The Atlanta Journal-Constitution
Published on: 05/18/08
As a critical voice in the Grady Hospital crisis, Dr. John E. Maupin Jr. knows good medicine depends on steady funding.
To help keep both flowing to needy Atlantans, Maupin heads to the golf course —- where friendships with donors are made. His famous predecessors as president of the Morehouse School of Medicine, Drs. Louis Sullivan and David Satcher, dropped by Heritage Golf Club in Tucker recently to mingle at the school's fund-raising tournament. So did Maupin, who is not a former cabinet member or surgeon general but has something they do not: a career-best round of 75.
Maupin's golf skills allow him to work some money magic in a relaxed, outdoor setting, schmoozing with alumni and wealthy supporters. He knows their aid could help train doctors for underserved communities in Georgia and beyond.
A golfer isn't about to cut some big check between shots, but anyone who gets the Maupin treatment for 18 holes is more likely to back his cause. First, Maupin shows up having bought a $150 stack of mulligan tickets —- allowing 15 bad shots to be replayed. You can practically hear the exhaling of tension over the opening drive.
He shakes hands and never wavers the gaze of his green eyes. He doesn't need to preach good posture; his is regal-like the whole round. Golf paralleled his profession starting back in dental school and then in the Army Dental Corps. In all pursuits, he honed a firm, elegant grip, a zest for storytelling and a sense of humor.
He tells how, at the pre-tournament pairing party, "some of our doctors showed up in tuxedos because they had just come from Maya Angelou's birthday party. I introduced them as just having come from surgery. That's right, we are taking [medicine] to a whole new level, homey!"

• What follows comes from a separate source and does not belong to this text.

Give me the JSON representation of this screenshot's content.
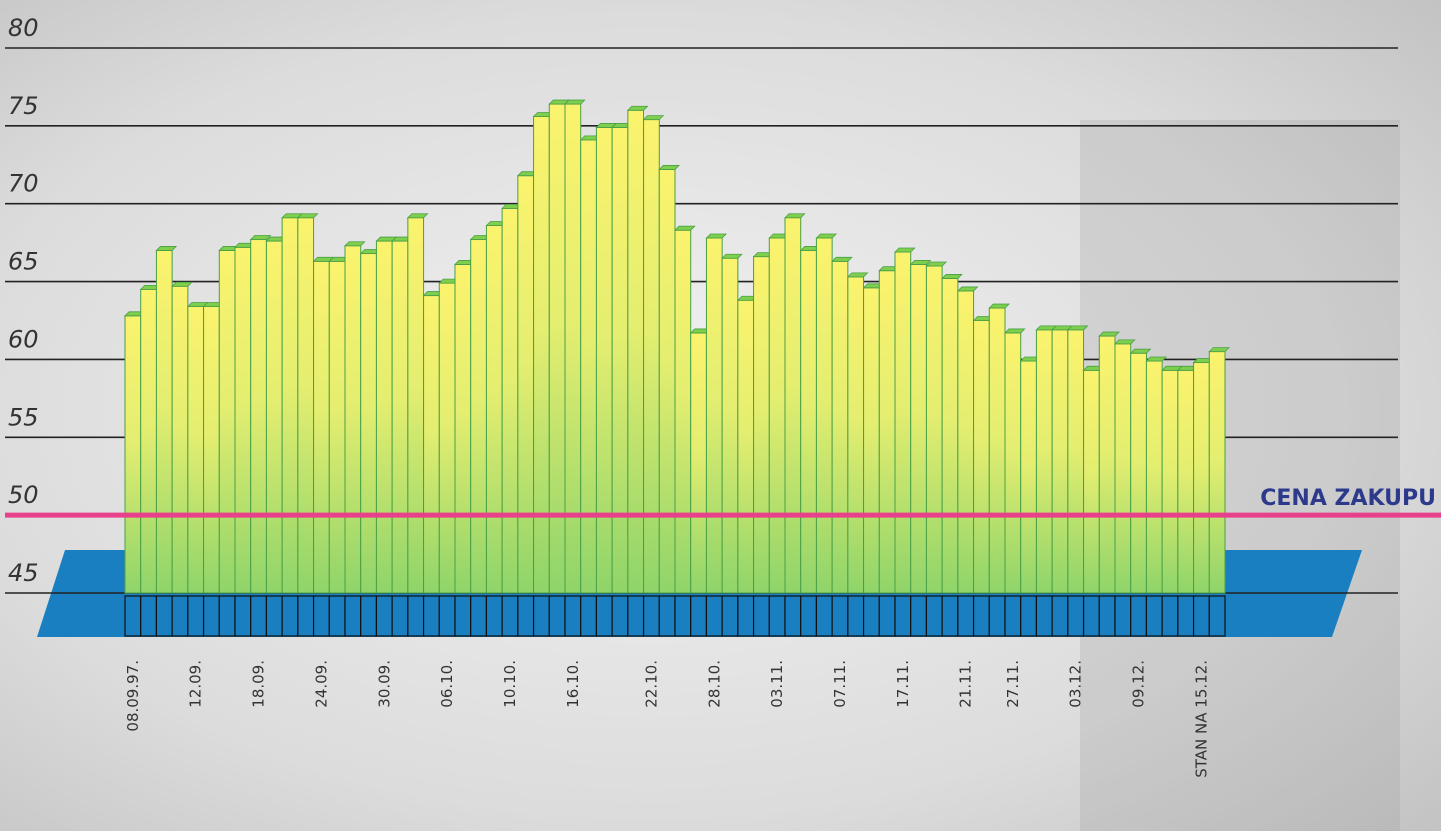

As he plays, the link between golf and medicine becomes even more literal. So many physicians were on the course that even Dr. Otis Story, the fired Grady Hospital CEO, blended right in.

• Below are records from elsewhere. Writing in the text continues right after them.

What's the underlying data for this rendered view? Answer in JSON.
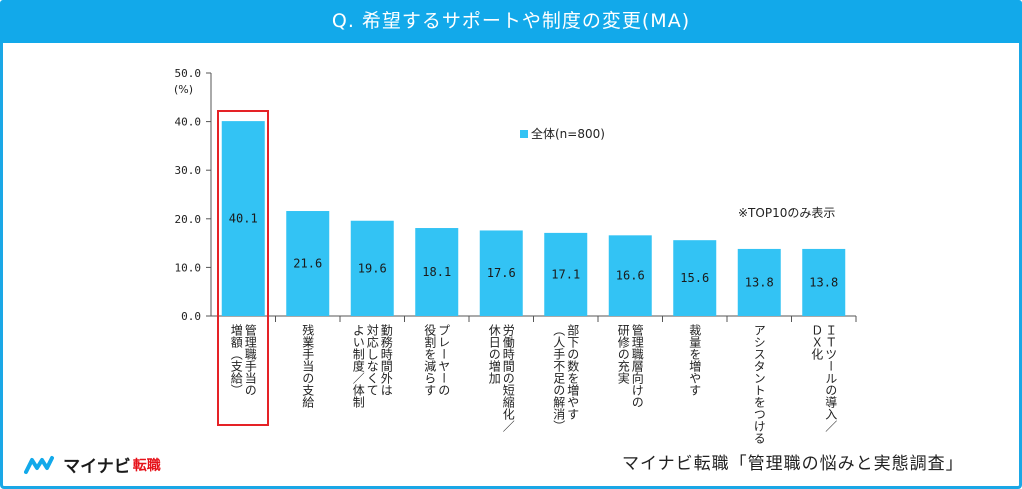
{
  "header": {
    "title": "Q. 希望するサポートや制度の変更(MA)"
  },
  "legend": {
    "label": "全体(n=800)"
  },
  "note": "※TOP10のみ表示",
  "source": "マイナビ転職「管理職の悩みと実態調査」",
  "logo": {
    "brand": "マイナビ",
    "brand2": "転職"
  },
  "colors": {
    "header": "#12a9ea",
    "bar": "#33c3f4",
    "highlight": "#e52226"
  },
  "chart_data": {
    "type": "bar",
    "unit_label": "(%)",
    "ylim": [
      0,
      50
    ],
    "yticks": [
      "0.0",
      "10.0",
      "20.0",
      "30.0",
      "40.0",
      "50.0"
    ],
    "categories": [
      "管理職手当の\n増額（支給）",
      "残業手当の支給",
      "勤務時間外は\n対応しなくて\nよい制度／体制",
      "プレーヤーの\n役割を減らす",
      "労働時間の短縮化／\n休日の増加",
      "部下の数を増やす\n（人手不足の解消）",
      "管理職層向けの\n研修の充実",
      "裁量を増やす",
      "アシスタントをつける",
      "ＩＴツールの導入／\nＤＸ化"
    ],
    "series": [
      {
        "name": "全体(n=800)",
        "values": [
          40.1,
          21.6,
          19.6,
          18.1,
          17.6,
          17.1,
          16.6,
          15.6,
          13.8,
          13.8
        ]
      }
    ],
    "value_labels": [
      "40.1",
      "21.6",
      "19.6",
      "18.1",
      "17.6",
      "17.1",
      "16.6",
      "15.6",
      "13.8",
      "13.8"
    ],
    "grid": false,
    "legend_position": "top-center",
    "highlighted_category_index": 0
  }
}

Doctors stood on nearly every hole dispensing health advice. On the No. 4 tee, Dr. Maupin encounters Dr. Gary Gibbons, a world-renowned cardiovascular researcher, and Dr. Lonnie Boaz, a Chattanooga gastroenterologist and MSM national alumni president. "How is your blood pressure?" Dr. Gibbons asks.
"Slightly elevated," Dr. Maupin replies. "I'm working on my diet and exercise." He proceeds to make another smooth swing, launching one of his best drives.
"With all these alumni around, I had to hit the ball!" he says.
Laughing at the strokes and jokes is Dr. William Lynn Weaver, chairman of the school's department of surgery. He wears a white golf cap with the title "Dr. Mulligan."
What's this, a surgeon advertising a second take on a messed-up procedure?
No, just a likable first impression, something Weaver knows well from his friend of 15 years. "He is the quintessential people person," he says of Dr. Maupin. "He's got the gift. I always call him a 'Clintonese' type. When he meets you, he talks to you; he never looks over people. He's loved at the institution, by the housekeepers up to all the [department] chairs."
As the round progresses, Dr. Maupin's team isn't scoring well at all, despite all the do-overs. It's not the shots they'll remember anyway. It's his stories of opportunities —- taken, or foolishly thrown away.
He tells how his great-grandfather, while still in slavery, married a Native American woman, and the pair and his slavemaster followed the Gold Rush, and the slave bought his freedom. Maupin's grandfather then became the first licensed African-American master plumber in California.
Way before that, the family took its name from a French plantation owner in Virginia, Count de Maupassant. One day the count became so angry, he tossed his lighted pipe. It landed in a shack full of gunpowder, "and he blew up half the plantation!" Maupin says.
In more modern times, Dr. Maupin's military service led to a golf round alongside the Potomac River. One one hole, he saw President Nixon's yacht sailing by. "My buddy Bobby hit his ball in the rough, and there went a Secret Service guy jogging by it, trying to keep up with the yacht!" he says. "I told Bobby, 'You hit that yacht, and I'll never get to major.' "
Name dropping aside, Dr. Maupin says he intends for his nationally acclaimed school to open wider local avenues for children's health. Children are a big reason this grandfather has been so vocal that Grady's closing would mean the end of his medical school. "Just like golf teaches young children what's expected of them, what we need to do in our communities is to set the expectations high for what they should eat, in their education, their exercise and in their lives."
The round over, Dr. Maupin works a crowded room of well-wishers, and a lucky raffle winner gets a trip to watch Tiger Woods play in a PGA Tour event. The golf tournament, along with a tennis event, raised $40,000 in sponsorships and in-kind donations.
In two days, Dr. Maupin would be back in the swing, this time at Birmingham's prestigious Shoal Creek, the PGA site once notorious for not allowing African-American members. Those doors are open now, and his green eyes shine at the potential for golf, and more.